Ironically, that quest for purity is not explicitly built into American expansion. The Northwest Ordinance of 1787 (one of the only laws written during the Articles of Confederation to have lasting importance after the adoption of the federal constitution) established the precedence for the federal government acquiring territory beyond the original 13 colonies and the creation of new states from that territory. There were three stages of government for new territories, leading to statehood. First, Congress would appoint a governor, secretary and three judges. Once the territory had at least 5,000 inhabitants, those residents could elect a territorial assembly and send one non-voting member to congress. Finally, with 60,000, the residents could petition Congress for statehood, draft a constitution, and then become a state. 
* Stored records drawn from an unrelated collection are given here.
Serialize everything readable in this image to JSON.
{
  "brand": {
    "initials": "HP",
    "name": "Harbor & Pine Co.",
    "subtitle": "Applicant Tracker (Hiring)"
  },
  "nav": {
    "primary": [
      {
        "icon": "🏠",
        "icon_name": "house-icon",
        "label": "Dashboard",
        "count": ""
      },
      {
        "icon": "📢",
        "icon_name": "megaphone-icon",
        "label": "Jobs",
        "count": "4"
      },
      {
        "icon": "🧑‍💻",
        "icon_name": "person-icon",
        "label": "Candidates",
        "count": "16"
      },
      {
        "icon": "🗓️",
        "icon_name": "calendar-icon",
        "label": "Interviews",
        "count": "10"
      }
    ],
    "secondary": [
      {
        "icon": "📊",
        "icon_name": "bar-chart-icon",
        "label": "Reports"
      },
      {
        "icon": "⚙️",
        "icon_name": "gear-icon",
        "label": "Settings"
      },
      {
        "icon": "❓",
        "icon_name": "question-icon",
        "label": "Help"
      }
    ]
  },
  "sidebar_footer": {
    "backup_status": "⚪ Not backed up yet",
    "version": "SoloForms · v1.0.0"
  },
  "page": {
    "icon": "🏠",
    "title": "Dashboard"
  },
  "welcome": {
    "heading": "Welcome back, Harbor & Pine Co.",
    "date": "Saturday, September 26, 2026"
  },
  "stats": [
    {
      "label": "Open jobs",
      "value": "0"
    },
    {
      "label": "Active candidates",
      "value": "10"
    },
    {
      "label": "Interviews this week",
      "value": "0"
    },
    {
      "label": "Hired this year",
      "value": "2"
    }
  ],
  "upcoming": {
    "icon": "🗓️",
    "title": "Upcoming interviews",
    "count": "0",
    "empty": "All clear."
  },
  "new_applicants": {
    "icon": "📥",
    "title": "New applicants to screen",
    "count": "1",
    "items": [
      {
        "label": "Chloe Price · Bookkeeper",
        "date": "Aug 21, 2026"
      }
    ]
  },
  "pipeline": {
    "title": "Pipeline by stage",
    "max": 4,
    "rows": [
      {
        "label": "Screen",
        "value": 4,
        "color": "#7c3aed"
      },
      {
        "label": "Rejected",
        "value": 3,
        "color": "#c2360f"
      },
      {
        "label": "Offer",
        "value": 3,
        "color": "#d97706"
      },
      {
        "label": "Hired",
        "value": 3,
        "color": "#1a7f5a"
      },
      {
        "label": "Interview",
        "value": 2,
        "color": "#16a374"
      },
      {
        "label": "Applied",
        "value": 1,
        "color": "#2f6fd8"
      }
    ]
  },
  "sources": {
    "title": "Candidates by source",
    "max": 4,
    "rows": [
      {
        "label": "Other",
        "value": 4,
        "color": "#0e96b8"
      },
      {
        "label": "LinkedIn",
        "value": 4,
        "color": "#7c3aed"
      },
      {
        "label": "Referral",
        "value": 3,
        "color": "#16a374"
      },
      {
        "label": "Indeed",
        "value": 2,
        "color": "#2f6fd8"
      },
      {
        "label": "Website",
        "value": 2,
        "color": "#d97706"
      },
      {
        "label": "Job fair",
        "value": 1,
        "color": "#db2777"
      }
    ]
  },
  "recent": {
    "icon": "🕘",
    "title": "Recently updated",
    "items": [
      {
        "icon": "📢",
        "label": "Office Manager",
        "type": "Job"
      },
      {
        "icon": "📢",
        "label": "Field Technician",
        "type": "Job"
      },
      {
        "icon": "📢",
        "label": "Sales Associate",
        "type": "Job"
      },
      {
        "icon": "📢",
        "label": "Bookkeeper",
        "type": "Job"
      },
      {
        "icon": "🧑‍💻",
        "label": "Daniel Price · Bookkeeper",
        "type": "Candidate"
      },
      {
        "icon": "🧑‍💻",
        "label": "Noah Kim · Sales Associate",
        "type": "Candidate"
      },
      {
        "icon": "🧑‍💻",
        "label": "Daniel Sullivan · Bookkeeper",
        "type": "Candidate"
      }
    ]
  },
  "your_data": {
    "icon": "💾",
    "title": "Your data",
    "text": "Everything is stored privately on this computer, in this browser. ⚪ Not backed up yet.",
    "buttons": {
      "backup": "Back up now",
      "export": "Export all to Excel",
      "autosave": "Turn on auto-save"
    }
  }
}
Simple, right? So what were the requirements for the state constitution? That “the constitution and government so to be formed, shall be republican, and in conformity to the principles contained in these articles; and, so far as it can be consistent with the general interest of the confederacy.” Also, for the Northwest territories, that there be freedom of religion, the right to a writ of habeas corpus, the benefit of trial by jury, and no slavery. This had founders written all over it. Well, Thomas Jefferson at least. 

No language requirement. At all. What’s more, there is still no federal law mandating an official language of the United States. How could Rick Santorum, former federal lawmaker and candidate to be the nation’s chief executive, not know this basic lesson in history and civics? How can someone who claims to know the original intent of the founders, and who is in Puerto Rico on a campaign stop not know the basic laws governing the entry of states into the union?

This is a frightening story on a number of levels. It’s frightening that Santorum lacks such a basic understanding of the constitution. It’s all the worse that he would fill that gap so quickly with racist pandering.